‘Times’ Novelist Kills Off One Editor, Skewers Others

"There's been a murder at the Times! Er…Globe!"Photo: Getty Images
Virtually every well-known Times journalist from the last few decades turns up somewhere in the murder mystery, along with a few recognizable figures from outside the paper, including Matt Drudge (a.k.a. Nat Dreck) and Rupert Murdoch (a.k.a. Lester Moloch). As a guessing game, it's almost too easy. Could the square-jawed, email-addicted foreign correspondent-turned-executive editor be anyone other than Bill Keller? Do you need to know that "Jimmy Pomegranate" is a rotund expense-account abuser to guess that he's a stand-in for R.W. "Johnny" Apple?
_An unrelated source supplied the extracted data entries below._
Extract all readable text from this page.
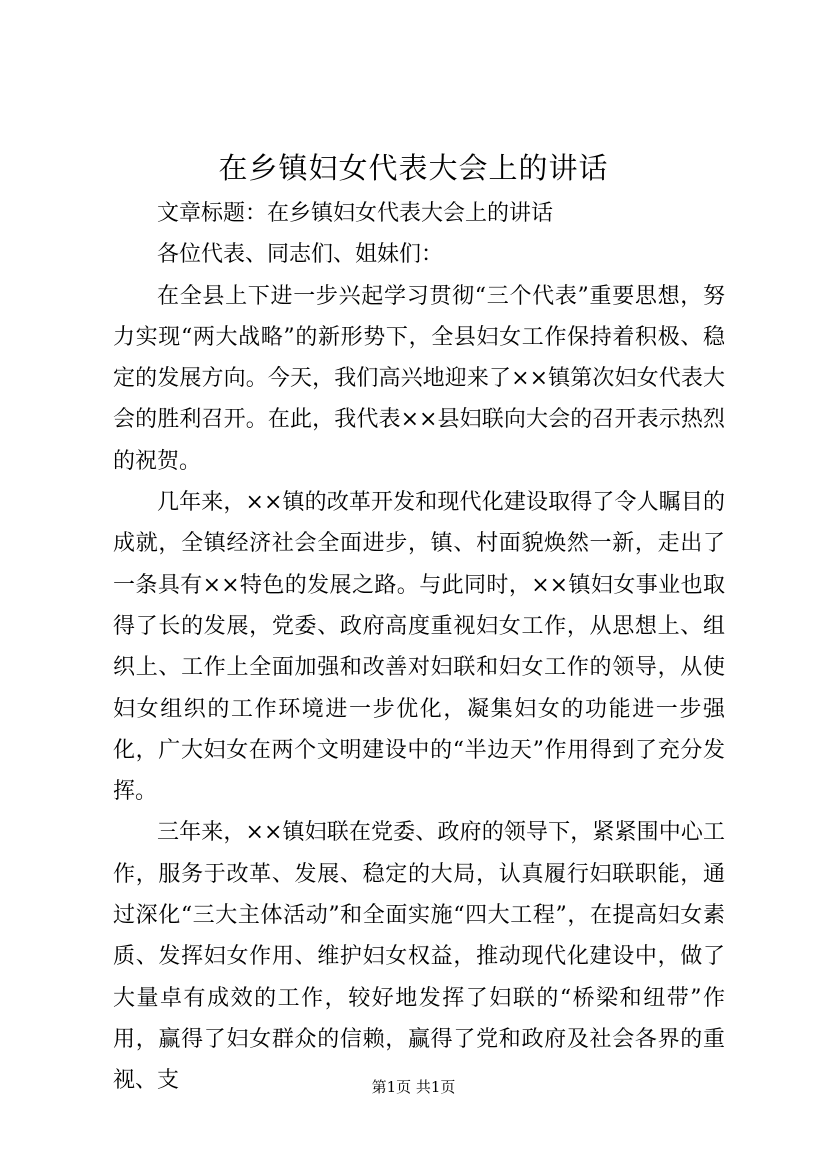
在乡镇妇女代表大会上的讲话

文章标题：在乡镇妇女代表大会上的讲话

各位代表、同志们、姐妹们：

在全县上下进一步兴起学习贯彻“三个代表”重要思想，努力实现“两大战略”的新形势下，全县妇女工作保持着积极、稳定的发展方向。今天，我们高兴地迎来了××镇第次妇女代表大会的胜利召开。在此，我代表××县妇联向大会的召开表示热烈的祝贺。

几年来，××镇的改革开发和现代化建设取得了令人瞩目的成就，全镇经济社会全面进步，镇、村面貌焕然一新，走出了一条具有××特色的发展之路。与此同时，××镇妇女事业也取得了长的发展，党委、政府高度重视妇女工作，从思想上、组织上、工作上全面加强和改善对妇联和妇女工作的领导，从使妇女组织的工作环境进一步优化，凝集妇女的功能进一步强化，广大妇女在两个文明建设中的“半边天”作用得到了充分发挥。

三年来，××镇妇联在党委、政府的领导下，紧紧围中心工作，服务于改革、发展、稳定的大局，认真履行妇联职能，通过深化“三大主体活动”和全面实施“四大工程”，在提高妇女素质、发挥妇女作用、维护妇女权益，推动现代化建设中，做了大量卓有成效的工作，较好地发挥了妇联的“桥梁和纽带”作用，赢得了妇女群众的信赖，赢得了党和政府及社会各界的重视、支	第1页 共1页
And whoever could be the inspiration for the hyper-aggressive middle-aged female reporter known for big-footing others' stories and getting excessively intimate with the powerful men she covers?
The book starts out with the murder of former standards editor Allan M. Siegal, who is called Theodore S. Ratnoff (the Times is also rechristened as the Globe). Siegal himself said he "loved" the book and his own disastrous end. "I think it was riotously funny," he told Bercovici. We can't wait to see whether everybody else, who doesn't have the luck to get killed off in the first few pages, finds it so hilarious.